Así, de esta forma, pude ver maravillas como Gradius, Knightmare, Athletic Land, Antartic Adventure o un extraño clon de Pacman que todavía no he logrado situar. También recuerdo como cuando llegaban los chicos mayores me quedaba sin jugar, lo que me fastidiaba sobremanera. Más de una tarde acabó con lágrimas porque no pude jugar ni una pequeña partida ante la avalancha de niños que peleaban por coger el mando unos minutos.
Aquel descubrimiento, los microordenadores, supuso un shock tremendo. Juegos con puntuaciones, con fases diferentes, con colorido, con sonidos….¡Eso era lo que yo quería!¡Si los juegos parecían los de las máquinas de los bares! A todo esto había que unir el poder usar el ordenador para hacer los deberes y ayudarme en los estudios. Si, solo era un ingenuo niño.

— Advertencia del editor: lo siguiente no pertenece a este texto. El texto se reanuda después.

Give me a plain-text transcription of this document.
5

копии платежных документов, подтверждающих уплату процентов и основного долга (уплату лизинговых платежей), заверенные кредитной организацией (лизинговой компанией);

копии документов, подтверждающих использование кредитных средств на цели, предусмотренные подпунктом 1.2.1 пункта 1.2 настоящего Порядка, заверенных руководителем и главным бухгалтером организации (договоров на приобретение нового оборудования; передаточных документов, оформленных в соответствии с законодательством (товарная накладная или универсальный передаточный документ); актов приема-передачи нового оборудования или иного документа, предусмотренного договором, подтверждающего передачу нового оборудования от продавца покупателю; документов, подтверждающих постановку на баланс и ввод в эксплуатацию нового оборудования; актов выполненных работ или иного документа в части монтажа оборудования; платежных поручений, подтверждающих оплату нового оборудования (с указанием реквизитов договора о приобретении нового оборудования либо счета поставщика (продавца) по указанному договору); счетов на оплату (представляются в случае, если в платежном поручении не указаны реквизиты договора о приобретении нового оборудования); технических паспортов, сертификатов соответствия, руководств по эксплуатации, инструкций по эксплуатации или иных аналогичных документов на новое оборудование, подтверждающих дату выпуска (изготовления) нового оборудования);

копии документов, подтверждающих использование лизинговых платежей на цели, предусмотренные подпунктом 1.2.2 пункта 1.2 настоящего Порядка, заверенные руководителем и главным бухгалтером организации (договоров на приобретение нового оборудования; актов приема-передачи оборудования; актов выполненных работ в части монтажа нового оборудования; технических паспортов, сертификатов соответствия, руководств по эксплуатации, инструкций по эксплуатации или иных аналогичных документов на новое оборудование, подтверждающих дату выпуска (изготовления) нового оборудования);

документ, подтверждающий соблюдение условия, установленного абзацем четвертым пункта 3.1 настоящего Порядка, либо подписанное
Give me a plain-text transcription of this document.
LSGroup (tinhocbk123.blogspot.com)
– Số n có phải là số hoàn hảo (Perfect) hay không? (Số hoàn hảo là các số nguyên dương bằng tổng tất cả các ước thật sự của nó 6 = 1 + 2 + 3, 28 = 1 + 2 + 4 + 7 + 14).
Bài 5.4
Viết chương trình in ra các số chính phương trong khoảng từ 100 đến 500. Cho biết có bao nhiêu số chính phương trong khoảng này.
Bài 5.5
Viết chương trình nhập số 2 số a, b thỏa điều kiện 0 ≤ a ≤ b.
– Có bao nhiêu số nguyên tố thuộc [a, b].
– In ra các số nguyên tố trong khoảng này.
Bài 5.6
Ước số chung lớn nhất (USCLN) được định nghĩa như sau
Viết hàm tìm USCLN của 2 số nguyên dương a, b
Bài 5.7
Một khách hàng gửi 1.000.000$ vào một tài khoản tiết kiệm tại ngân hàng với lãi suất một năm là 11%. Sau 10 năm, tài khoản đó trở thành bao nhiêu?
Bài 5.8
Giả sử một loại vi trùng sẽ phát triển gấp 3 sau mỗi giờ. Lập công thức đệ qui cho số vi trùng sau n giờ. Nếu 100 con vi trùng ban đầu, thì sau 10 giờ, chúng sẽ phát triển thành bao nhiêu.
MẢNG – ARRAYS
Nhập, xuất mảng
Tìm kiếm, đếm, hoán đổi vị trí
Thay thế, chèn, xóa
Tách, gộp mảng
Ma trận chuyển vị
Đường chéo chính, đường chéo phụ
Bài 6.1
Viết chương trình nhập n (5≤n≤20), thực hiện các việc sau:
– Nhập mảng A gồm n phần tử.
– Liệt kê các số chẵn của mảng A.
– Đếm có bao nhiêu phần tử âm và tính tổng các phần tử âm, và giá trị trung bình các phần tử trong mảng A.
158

Desde que descubrí la tienda de Cebrián ya no quise una maquinita de juegos como la de mi tío Rafa, lo que yo quería era “un ordenador de verdad”, como no me cansaba de repetir por aquel entonces. Mi tío Antonio siempre me prometía cuando visitábamos la tienda que ibamos a comprar uno, aunque jamás fue así. Su afición por la informática apareció mucho más tarde, cuando ya teníamos más bien poco en común y éramos casi dos extraños. Años después -concretamente en mi comunión- mis padres me compraron un ordenador, pero no fue un MSX como yo quería. El hecho de que fuera más caro y, por que no decirlo, que mis primos tuvieran un Spectrum y un Amstrad respectivamente decantó la balanza definitivamente hacia la máquina de Sinclair, bastante más barata que la de Alan Sugar.
Sea como fuere, aquel recuerdo ha quedado grabado a fuego en mi memoria. Aquellas tardes enteras disfrutando, aprendiendo y soñando las llevo con mucho cariño en el corazón, y al final -como no podía ser de otra forma- conseguí los dos MSX que más tiempo estuvieron en la tienda de Cebrián: los Hit-Bit 75p y F9S.
A día de hoy la tienda sigue abierta (creo que en otro emplazamiento, no me suena que fuera la misma calle) pero ya poco tiene que ver con aquellos años. Aun así, cada vez que paso por allí y veo el rótulo algo dentro de mi se despierta. Esos días son siempre un poco más alegres.